This One Simple Thing Will Improve Your Sex Life
It really makes all the difference.
According to a study published in the Journal of Sex & Marital Therapy, there’s one foolproof thing that will immediately improve your sex life: communication.
Yep, that’s right, folks. In a new study titled Show or Tell? Does Verbal and/or Nonverbal Sexual Communication Matter for Sexual Satisfaction? found that couples who communicate with each other in bed are happier in their relationship and more sexually satisfied than couples who don’t, but moreover, it was discovered that being comfortable with communicating is just as important.
Researchers surveyed 398 people between the ages of 18 and 55 and asked them how often they communicate during sex, if they communicate verbally and/or nonverbally, how often and in what way their partner communicates with them, and how happy they are with their relationship and sex life.
The survey revealed that the happiest and most satisfied couples are those who communicate during sex and feel comfortable doing so, because letting your partner know what feels good and what doesn’t makes their life a whole lot easier, and yours a whole lot more pleasurable.

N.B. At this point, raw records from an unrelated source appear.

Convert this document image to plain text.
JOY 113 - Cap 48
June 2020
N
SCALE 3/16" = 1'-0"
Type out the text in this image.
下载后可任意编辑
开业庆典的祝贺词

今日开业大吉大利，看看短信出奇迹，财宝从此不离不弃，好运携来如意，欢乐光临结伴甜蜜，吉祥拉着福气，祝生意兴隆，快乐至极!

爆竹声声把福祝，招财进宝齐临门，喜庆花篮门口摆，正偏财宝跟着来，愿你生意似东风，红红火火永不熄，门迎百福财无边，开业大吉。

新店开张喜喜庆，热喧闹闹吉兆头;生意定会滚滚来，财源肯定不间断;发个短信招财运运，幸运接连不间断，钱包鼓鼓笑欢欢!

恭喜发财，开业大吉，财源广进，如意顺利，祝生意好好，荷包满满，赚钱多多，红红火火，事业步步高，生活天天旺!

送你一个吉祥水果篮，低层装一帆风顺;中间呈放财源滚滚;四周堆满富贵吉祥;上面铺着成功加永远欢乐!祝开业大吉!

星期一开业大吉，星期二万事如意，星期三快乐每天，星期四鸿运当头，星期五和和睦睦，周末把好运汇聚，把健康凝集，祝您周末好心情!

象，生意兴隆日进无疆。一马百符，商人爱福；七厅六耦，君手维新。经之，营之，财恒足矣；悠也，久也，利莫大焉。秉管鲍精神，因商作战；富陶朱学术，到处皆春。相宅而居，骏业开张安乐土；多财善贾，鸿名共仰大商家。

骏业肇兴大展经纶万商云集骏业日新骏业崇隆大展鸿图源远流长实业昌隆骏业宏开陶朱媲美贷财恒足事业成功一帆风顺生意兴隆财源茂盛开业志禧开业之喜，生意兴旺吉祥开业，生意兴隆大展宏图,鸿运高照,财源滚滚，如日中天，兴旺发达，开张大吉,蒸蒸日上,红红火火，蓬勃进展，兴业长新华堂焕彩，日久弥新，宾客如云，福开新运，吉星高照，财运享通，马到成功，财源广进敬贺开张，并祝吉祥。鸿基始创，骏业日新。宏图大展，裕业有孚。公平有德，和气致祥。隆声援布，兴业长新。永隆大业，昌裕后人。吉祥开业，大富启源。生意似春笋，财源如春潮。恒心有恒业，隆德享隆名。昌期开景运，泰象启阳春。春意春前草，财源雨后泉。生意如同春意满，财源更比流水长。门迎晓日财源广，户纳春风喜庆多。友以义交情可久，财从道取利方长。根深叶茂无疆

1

Equally important, though, is that some people are embarrassed to verbally talk about sex so nonverbal cues such as moans, groans, and movements accomplish the same thing without the awkwardness.
“Our findings suggest that use of verbal or nonverbal communication, specifically, is less significant to one’s sexual satisfaction when individuals are satisfied with their sexual communication,” the researchers wrote. “In other words, trying to ascribe to a particular communication style may be less important than simply being satisfied within a relationship with a particular communication style.”
To elaborate (again), communication doesn’t necessarily mean dirty talk and outright telling her how much you love it when she does a certain naughty thing. A moan of appreciation can do the trick, too. It all depends on what you’re comfortable with.
“Since many couples may be uncomfortable with direct, verbal communication about sexual pleasure, therapists and counselors can recommend that, during sex, nonverbal communication could also be used to help communicate about pleasure and increase sexual satisfaction.
“Encouraging wide-reaching discussion about our cultural adherence to traditional sexual scripts or stereotypical gender roles during sex and the increasing need to deviate from these roles—could enable increased communication about sexual pleasure, desires and needs, and subsequently lead to increased sexual satisfaction,” the study concludes.